Accueil > Vie Scolaire > Autres rubriques > Santé et citoyenneté > Mon enfant passe beaucoup de temps à jouer aux jeux vidéo

Mon enfant passe beaucoup de temps à jouer aux jeux vidéo

Est-ce grave ?

par LEQUEUX Brice

L’importance croissante des jeux vidéo dans la vie des jeunes et de leur famille
• Aujourd’hui la console de jeu emboîte le pas à la Télé dans les foyers avec 88% des enfants de 9 à 17 ans qui possèdent une console de jeux et 65% un téléphone mobile.
• La moitié des garçons de 15-17 ans déclare jouer la nuit en cachette.
• Pour plus d’1 enfant sur 4 le temps passé à jouer aux jeux vidéo est un sujet de dispute important avec ses parents.
• Presque 1/3 des jeunes pensent que leur vie serait plus ennuyeuse sans les jeux vidéo.

L’augmentation du temps passé devant les jeux vidéo, que ce soit à la maison ou à l’extérieur, est naturellement une source d’inquiétude pour les parents.

Il est néanmoins important de préciser qu’aucune étude scientifique ne permet à ce jour d’affirmer qu’il existe une addiction aux jeux vidéo ou à Internet. Le fait qu’un enfant puisse présenter de l’angoisse, de la nervosité ou de l’irritabilité lorsque l’on lui retire son PC ou sa console n’est pas preuve d’addiction dans la mesure où ce terme implique les dimensions de du syndrome de sevrage et du risque de rechute absents des pratiques excessives d’écrans. On parle plutôt de « pratiques excessives ».

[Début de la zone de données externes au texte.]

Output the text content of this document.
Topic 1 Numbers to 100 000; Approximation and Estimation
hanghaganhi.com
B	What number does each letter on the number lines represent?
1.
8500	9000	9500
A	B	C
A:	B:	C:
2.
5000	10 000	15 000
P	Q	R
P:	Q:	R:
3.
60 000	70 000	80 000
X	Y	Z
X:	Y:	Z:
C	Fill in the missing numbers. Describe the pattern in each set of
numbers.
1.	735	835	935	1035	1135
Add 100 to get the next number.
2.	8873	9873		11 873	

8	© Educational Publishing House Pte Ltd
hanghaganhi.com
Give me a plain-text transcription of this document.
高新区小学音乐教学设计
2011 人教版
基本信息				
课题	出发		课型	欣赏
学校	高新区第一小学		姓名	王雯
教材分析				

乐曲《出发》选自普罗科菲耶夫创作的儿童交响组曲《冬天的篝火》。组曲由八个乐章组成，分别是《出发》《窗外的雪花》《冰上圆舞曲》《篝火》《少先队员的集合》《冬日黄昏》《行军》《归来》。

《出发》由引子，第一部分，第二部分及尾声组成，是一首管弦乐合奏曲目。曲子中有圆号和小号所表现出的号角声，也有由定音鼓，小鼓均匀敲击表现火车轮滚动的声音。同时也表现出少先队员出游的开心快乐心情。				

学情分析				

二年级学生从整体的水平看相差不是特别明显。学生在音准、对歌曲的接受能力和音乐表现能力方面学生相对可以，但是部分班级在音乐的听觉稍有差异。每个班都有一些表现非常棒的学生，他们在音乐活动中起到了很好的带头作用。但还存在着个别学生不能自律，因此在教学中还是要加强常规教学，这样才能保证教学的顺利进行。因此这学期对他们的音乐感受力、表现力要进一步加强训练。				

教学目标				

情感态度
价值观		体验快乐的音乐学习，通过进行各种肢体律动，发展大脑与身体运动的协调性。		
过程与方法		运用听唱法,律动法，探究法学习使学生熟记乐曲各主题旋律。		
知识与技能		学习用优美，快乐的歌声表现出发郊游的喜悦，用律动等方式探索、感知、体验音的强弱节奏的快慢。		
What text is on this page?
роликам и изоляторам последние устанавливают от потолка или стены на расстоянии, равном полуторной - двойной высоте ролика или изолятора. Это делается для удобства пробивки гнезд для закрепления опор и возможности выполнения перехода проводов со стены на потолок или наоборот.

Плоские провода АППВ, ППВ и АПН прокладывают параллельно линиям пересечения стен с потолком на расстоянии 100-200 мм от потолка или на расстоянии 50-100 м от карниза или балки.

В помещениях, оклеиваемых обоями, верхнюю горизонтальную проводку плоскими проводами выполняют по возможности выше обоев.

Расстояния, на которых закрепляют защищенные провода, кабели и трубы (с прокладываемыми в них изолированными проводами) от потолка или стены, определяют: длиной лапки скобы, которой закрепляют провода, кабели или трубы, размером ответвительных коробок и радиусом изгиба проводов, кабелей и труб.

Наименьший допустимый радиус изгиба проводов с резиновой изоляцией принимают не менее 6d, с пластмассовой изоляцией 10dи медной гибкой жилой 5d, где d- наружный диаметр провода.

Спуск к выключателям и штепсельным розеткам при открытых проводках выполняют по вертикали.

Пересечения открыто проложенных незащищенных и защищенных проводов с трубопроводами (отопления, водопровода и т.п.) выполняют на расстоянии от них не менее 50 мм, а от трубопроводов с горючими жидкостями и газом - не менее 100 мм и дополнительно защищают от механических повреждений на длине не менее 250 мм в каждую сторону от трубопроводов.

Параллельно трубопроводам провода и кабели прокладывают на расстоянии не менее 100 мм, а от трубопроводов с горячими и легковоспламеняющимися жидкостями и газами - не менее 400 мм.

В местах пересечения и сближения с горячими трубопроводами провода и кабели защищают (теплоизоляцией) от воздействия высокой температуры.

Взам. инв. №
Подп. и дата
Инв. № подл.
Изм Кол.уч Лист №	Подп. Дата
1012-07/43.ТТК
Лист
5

Pour autant, déclarer qu’il n’y a pas de risque d’addiction ne revient pas à sous-estimer les usages excessifs et abusifs.

L’isolement devant les écrans devient problématique s’il n’est pas utilisé pour trouver plaisir, comme les activités distractives normales, mais pour fuir un déplaisir.
Il peut exister trois causes à cette consommation excessive :

  • La dépression : certains enfants « dépressifs » auront ainsi tendance à se réfugier dans ces jeux, car ils préfèrent privilégier un plaisir immédiat plutôt qu’un plaisir sur le long terme (apprentissage d’un sport ou d’un instrument de musique).
  • L’anxiété : les enfants « anxieux » vont trouver avec les jeux vidéo une échappatoire par rapport à leur quotidien stressant (scolarité, problème de famille).
  • La mésestime : certains enfants, au moment de l’adolescence, peuvent avoir un manque d’estime ou de confiance en soi. L’origine de cette tendance se situe dans le décalage entre ce que l’adolescent souhaiterait être, et ce qu’il est réellement. Si, dans certains cas, cette situation peut être un moteur pour changer de comportement, dans d’autres cela peut conduire l’adolescent à se replier sur lui-même. L’adolescent sera alors tenté de se projeter en dehors du monde réel, vers un idéal où les règles sont différentes et où il est reconnu.

Dans tous les cas, les jeux vidéo ne sont pas une solution aux problèmes que vit votre enfant mais leur consommation excessive est plutôt le signe d’une détresse. Il peut être alors nécessaire de consulter un médecin ou un psychologue si la situation vous dépasse.

Afin de savoir si la pratique de votre enfant est excessive et risquée, posez-vous l’une de ces quatre questions :

  1. le jeu vidéo est-il l’unique source de plaisir dans sa vie ?
  2. est-il impossible de réduire son utilisation, voire de se passer, des jeux vidéo ?
  3. le temps passer sur les jeux a-t-il une influence sur les résultats scolaires ?
  4. est-ce qu’il ne voit plus et ne sort plus avec ses amis ?
    S’il y a au moins une réponse positive, la pratique actuelle des jeux vidéo est risquée.

A contrario, certaines pratiques excessives peuvent enrichir la vie de votre enfant. C’est le cas du choix d’un jeu qui associe des interactions psycho-sensori-motrices et des interactions plus complexes, notamment narratives ou d’un jeu qui permet une socialisation à travers les mondes virtuels, sachant que sa caractéristique est de privilégier les rencontres avec des personnes partageant à un très haut degré les mêmes centres d’intérêts.

S’il n’y a pas de conséquences négatives durables sur la vie de l’enfant (absentéisme et/ou échec scolaire et retrait social), il est impossible de parler de pathologie. Si votre enfant joue beaucoup aux jeux vidéo mais qu’il continue à voir ses copains, à pratiquer son sport favori et à travailler normalement il n’y a pas lieu de s’inquiéter.